Fewer offered places at chosen schools
The percentage of pupils in England admitted to their first-choice secondary school has fallen for the first time in five years, figures show.
Some 85.2% of 11-year-olds gained places at their first-choice school this year, against 86.7% last year.
The number of applications for secondary school rose this year for the first time since 2008.
There were 521,274 applications this year, compared with 499,968 last year - a rise of 4.3%.
About one in seven 11-year-olds did not get a place at their first choice school, according to the figures, published by the Department for Education.
The squeeze on places also showed the first fall in five years in the proportion getting any of their top three preferences - 95.5% this year, compared with 96.5% last year - and in the percentage getting an offer from any of their preferred schools - 96.8% this year compared with 97.8% last year.
Families are able to list up to five or six preferred schools on their application forms.
The places are announced on National Offer Day in March.
|Academic Year||First choice school||Top three school||Any preferred school||Total applying|
This year saw the first ever National Offer Day for primary places.
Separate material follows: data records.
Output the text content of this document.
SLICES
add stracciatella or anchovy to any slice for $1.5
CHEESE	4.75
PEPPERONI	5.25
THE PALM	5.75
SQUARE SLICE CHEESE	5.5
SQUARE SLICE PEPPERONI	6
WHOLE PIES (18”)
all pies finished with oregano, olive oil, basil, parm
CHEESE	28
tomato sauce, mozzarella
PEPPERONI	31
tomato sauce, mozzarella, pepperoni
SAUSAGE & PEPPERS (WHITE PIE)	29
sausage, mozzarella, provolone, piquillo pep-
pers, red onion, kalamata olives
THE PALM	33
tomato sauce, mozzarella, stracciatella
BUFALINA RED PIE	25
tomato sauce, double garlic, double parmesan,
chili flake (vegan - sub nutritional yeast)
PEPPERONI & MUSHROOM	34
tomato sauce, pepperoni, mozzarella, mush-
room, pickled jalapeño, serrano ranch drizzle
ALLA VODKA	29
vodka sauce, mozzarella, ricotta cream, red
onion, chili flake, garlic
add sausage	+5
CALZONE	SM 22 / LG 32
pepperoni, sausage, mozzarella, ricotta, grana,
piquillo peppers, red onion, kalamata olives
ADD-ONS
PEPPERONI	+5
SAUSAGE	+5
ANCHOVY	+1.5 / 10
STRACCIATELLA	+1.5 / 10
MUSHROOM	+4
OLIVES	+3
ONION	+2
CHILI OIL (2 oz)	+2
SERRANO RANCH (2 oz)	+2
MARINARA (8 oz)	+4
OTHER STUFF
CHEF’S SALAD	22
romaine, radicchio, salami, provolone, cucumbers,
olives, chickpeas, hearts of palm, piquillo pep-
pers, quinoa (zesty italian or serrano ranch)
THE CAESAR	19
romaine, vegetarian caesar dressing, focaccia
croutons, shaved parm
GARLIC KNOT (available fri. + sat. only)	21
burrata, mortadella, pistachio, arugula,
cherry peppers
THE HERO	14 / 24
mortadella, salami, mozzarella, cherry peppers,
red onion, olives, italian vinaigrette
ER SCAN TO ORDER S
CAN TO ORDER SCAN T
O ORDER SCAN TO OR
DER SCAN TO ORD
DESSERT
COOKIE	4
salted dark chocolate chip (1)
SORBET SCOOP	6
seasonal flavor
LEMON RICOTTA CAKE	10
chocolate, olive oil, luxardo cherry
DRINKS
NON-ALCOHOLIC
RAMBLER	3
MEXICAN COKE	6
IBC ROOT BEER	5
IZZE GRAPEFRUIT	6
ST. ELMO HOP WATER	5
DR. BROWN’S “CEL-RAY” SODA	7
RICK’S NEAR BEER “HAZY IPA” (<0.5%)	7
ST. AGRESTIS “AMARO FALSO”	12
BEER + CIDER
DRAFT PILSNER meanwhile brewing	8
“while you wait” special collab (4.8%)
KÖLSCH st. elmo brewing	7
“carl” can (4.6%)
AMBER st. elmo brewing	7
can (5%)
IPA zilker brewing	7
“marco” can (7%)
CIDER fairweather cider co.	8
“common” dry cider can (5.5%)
In April, parents across England learned which infant school their child would attend from September.
"The increase in birth rates and, following on from that, the pressure on primary school places has been well documented over the last few years.
"Despite this the overall proportion of applicants receiving their first preference offer was higher than at secondary level at 87.7%," note the statisticians.
About 95.7% of four-year-olds got one of their top three choices, with 96.4% gaining a place at any one of their preferred schools.
Overall there were 623,526 applications for primary school places this year.
The government says that as this is the first year these figures have been collected centrally there is no comparison data with previous years.
For both primary and secondary applications Londoners found it hardest to get their preferred schools
At secondary level only 70.2% families got their first choice in London, with the lowest results in the London Borough of Westminster at 58.4%.
The highest first choice success rate was in the North East region at 92.4%.
At primary level London's first preference rate was 81.1%. Again families in the North East fared best with 91.5% receiving an offer from their first choice primary school.
A government spokesman said ensuring enough school places for the growing population was a top priority.
"That is why we have more than doubled to £5bn the funding available to councils to create new school places and are allowing new schools to expand without the restrictions and bureaucracy they faced in the past," he said.
The spokesman said this had led to the creation of 260,000 new school places, including 212,000 in primary schools, since May 2010.